I need to show that $\int_{0}^{\infty} \cos(x^4+x+1) dx$ converges. I showed that $\int_{0}^{\infty} \cos(x^4) dx$ converges but I don't know how to continue. I can't say that $\cos(x^4) \sim \cos(x^4+x+1)$ to conclude as $\cos(x^4)$ keeps changing sign. If I write $\cos(x^4+x+1) = \cos(x^4)\cos(x+1)-\sin(x^4)\sin(x+1)$ it's the same problem, as the integral of $|\cos(x^4)|$ diverges.
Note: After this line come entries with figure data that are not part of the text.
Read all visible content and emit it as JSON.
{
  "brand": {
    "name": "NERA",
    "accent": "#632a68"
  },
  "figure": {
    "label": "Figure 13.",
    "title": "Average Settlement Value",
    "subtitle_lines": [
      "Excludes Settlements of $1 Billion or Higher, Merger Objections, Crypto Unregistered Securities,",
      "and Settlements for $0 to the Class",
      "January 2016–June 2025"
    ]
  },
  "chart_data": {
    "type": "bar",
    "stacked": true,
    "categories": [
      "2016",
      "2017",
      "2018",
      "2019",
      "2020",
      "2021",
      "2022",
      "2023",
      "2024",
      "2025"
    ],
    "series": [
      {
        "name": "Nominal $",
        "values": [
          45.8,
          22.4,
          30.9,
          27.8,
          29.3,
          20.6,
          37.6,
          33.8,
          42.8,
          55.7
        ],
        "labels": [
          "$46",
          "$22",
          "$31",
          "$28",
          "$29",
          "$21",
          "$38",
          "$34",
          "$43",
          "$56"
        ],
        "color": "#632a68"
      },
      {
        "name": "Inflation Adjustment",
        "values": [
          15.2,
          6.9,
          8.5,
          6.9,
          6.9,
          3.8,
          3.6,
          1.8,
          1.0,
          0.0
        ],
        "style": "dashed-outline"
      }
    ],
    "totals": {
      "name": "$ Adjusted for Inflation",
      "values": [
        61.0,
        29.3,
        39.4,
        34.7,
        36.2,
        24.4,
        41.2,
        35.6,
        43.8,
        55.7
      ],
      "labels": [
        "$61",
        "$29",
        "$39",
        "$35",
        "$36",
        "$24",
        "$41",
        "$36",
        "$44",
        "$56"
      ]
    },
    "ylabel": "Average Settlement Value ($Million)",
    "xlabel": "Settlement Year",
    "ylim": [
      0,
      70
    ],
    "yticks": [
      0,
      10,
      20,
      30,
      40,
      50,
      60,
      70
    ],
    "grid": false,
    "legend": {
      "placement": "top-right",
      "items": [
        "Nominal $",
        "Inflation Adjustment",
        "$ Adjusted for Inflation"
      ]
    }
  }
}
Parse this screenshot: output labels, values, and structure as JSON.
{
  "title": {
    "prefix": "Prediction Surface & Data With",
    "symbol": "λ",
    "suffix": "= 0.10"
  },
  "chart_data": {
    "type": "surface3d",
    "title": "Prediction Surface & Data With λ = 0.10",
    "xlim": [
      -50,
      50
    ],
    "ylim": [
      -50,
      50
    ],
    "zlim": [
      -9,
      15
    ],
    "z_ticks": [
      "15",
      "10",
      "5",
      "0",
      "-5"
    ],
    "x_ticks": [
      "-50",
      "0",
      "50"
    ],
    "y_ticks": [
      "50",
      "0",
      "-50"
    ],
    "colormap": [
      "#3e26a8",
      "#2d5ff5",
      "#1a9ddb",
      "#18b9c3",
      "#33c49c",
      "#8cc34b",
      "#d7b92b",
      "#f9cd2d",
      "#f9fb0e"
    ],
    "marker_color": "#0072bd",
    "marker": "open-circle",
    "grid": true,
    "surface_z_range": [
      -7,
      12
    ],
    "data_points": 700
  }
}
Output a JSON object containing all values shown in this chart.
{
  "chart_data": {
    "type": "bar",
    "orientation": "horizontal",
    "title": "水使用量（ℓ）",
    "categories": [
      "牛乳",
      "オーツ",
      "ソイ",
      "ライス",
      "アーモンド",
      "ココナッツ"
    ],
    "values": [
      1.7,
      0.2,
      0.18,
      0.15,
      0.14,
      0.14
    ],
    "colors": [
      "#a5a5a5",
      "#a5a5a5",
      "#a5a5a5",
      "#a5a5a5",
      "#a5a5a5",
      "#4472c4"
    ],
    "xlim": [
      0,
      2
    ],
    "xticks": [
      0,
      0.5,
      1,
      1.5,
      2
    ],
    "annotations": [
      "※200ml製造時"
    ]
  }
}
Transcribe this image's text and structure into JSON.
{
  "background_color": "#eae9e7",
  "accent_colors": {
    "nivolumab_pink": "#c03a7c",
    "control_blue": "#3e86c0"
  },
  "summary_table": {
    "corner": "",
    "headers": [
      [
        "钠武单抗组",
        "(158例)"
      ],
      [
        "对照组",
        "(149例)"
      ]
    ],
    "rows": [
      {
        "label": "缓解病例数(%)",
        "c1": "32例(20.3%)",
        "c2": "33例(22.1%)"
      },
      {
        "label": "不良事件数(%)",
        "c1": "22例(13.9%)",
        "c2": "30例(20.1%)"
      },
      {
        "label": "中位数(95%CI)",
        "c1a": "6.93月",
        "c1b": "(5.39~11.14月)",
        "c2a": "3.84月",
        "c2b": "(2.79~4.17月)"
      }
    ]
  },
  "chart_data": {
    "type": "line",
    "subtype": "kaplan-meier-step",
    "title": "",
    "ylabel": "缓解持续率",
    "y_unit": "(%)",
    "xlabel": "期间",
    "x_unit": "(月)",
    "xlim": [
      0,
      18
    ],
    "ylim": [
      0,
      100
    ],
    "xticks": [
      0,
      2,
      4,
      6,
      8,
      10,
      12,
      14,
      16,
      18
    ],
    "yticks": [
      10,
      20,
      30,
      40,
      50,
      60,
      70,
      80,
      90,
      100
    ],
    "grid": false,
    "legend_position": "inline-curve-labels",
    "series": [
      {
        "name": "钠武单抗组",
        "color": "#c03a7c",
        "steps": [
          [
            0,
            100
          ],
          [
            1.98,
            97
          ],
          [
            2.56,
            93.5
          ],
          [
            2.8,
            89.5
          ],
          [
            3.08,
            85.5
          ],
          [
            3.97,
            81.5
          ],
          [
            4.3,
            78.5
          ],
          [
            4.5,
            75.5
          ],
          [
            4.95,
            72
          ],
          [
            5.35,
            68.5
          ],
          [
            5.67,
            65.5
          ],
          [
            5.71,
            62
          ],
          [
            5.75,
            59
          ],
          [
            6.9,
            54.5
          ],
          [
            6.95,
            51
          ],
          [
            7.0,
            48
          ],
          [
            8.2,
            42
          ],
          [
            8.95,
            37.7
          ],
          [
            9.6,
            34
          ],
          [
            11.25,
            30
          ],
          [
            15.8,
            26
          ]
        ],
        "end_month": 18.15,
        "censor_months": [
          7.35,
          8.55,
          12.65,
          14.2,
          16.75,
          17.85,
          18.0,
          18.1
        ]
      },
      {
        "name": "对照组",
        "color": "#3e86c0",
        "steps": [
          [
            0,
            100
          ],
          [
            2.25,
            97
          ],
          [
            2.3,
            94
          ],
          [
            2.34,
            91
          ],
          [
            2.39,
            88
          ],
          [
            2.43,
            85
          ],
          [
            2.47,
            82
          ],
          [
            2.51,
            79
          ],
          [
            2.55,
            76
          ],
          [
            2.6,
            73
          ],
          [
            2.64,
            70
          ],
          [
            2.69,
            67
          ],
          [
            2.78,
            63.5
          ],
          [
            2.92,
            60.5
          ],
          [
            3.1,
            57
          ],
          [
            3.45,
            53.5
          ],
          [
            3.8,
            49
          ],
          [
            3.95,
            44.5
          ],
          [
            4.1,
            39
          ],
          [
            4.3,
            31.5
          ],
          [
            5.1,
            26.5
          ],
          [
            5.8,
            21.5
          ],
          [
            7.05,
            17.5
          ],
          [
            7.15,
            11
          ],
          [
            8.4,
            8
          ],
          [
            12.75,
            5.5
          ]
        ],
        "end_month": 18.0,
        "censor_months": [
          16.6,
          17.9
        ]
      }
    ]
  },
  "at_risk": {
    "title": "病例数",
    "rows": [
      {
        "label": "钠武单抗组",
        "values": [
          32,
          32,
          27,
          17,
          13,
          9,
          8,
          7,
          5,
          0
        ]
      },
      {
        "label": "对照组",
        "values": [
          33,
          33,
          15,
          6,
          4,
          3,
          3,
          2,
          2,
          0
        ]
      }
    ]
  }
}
Any help would be greatly appreciated
I've often used the technique of introducing a factor that allows me to do integration by parts. Setting $dv=\cos(x^4+x+1)\,dx$ is intractable, but if we introduce $4x^3+1$ then $dv=(4x^3+1)\cos(x^4+x+1)\,dx$ works great: $$ \int _0^{\infty} \underbrace{\frac{1}{4x^3+1}}_{u}\cdot\underbrace{(4x^3+1)\cos(x^4+x+1)\,dx}_{dv} $$ $$=\left.\frac{\sin(x^4+x+1)}{4x^3+1}\right|_0^{\infty}+ \int _0^{\infty} \frac{12x^2}{(4x^3+1)^2}\cdot\sin(x^4+x+1)\,dx $$The boundary term evaluates to $-\sin(1)$ and the new integral is easily seen to be absolutely convergent by considering $\int_{0}^{\infty} \frac{12x^2}{(4x^3+1)^2}\,dx=\int_{1}^{\infty} \frac{1}{z^2}\,dz=1$.